I thought the conclusion from that overview document spelt it out tbh...
"There is no doubt that the Coalition Government formed in 2010 faced a very tough fiscal climate and ongoing social policy challenges. Its response was to seek to reduce the deficit quickly. It also decided to achieve most of its fiscal rebalancing through public spending cuts rather than increased taxes, and to protect the NHS, schools and pensions - all very big areas of public spending - from major cuts. And it implemented some expensive commitments, notably increasing the income tax personal allowance to £10,000 and a more generous system for uprating state pensions.

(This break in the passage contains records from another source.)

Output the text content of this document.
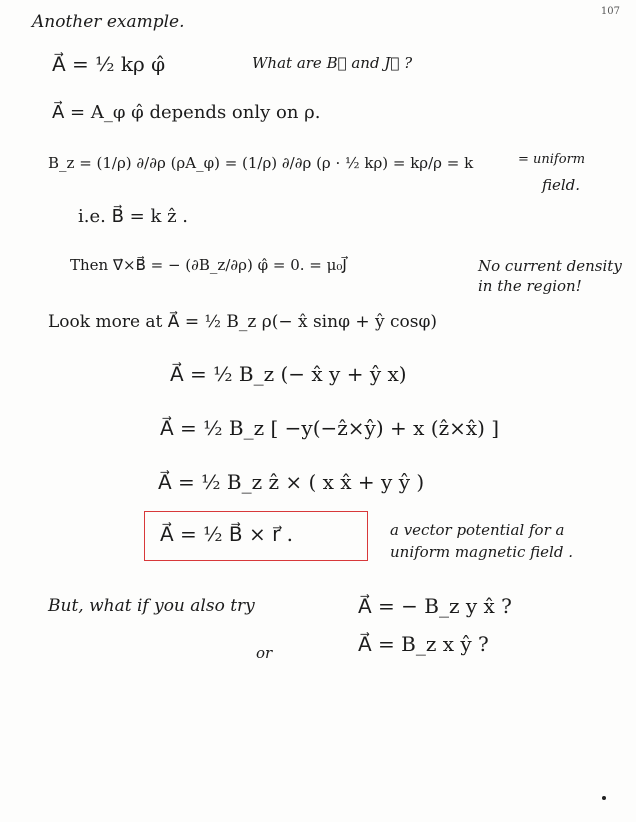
107
Another example.
A⃗ = ½ kρ φ̂	What are B⃗ and J⃗ ?
A⃗ = A_φ φ̂ depends only on ρ.
B_z = (1/ρ) ∂/∂ρ (ρA_φ) = (1/ρ) ∂/∂ρ (ρ · ½ kρ) = kρ/ρ = k	= uniform
field.
i.e. B⃗ = k ẑ .
Then ∇⃗×B⃗ = − (∂B_z/∂ρ) φ̂ = 0. = μ₀J⃗	No current density
in the region!
Look more at A⃗ = ½ B_z ρ(− x̂ sinφ + ŷ cosφ)
A⃗ = ½ B_z (− x̂ y + ŷ x)
A⃗ = ½ B_z [ −y(−ẑ×ŷ) + x (ẑ×x̂) ]
A⃗ = ½ B_z ẑ × ( x x̂ + y ŷ )
A⃗ = ½ B⃗ × r⃗ .	a vector potential for a
uniform magnetic field .
But, what if you also try	A⃗ = − B_z y x̂ ?
or	A⃗ = B_z x ŷ ?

These decisions meant that while the overall reduction in public expenditure has been less than three per cent, very substantial cuts were made in unprotected areas, largely in local services. In the tax and benefits system, pensions were protected and benefits to lower income families were reduced, while there were tax reductions for some better off households. Despite the aim that the better-off should contribute a greater share of income than the poor, the reverse was the case across most of the income distribution. Poverty rates measured against a fixed threshold rose to 2012/13 (the latest official data) and are predicted to rise further, and there are signs of increasing material deprivation and hardship arising from a combination of rising costs of living, reductions in the value of benefits and eligibility and short-term benefit sanctions. Meanwhile, the 'protected' NHS has experienced real average annual expenditure growth rates that have been positive but exceptionally low, while adult social care services have been cut.
Although current public attention rests on 'the cuts', the Coalition's large-scale reforms designed to reduce the size of the state, stimulate private and voluntary provision and increase personal responsibility may ultimately prove its biggest legacy. It is too soon to establish their effects on social and economic outcomes. Whoever is elected in 2015 faces a welfare state in flux, with fundamental changes to the NHS, schools, and benefits still underway. At the same time, many problems that the Coalition inherited remain. Increasing need for health and social care, unaffordable housing, a regionally unbalanced economy, and continuing labour market inequalities all remain to be tackled, as do child poverty, insufficient high quality affordable childcare, a weak system of apprenticeships for young people and relatively ineffective mechanisms for helping workless people back into work. The next Government, like the Coalition, will need to address these issues in the context of high public sector net debt and a current budget deficit, and with many of the most straightforward cuts already made. The climate for social policy and those most affected by it will remain cold for the foreseeable future."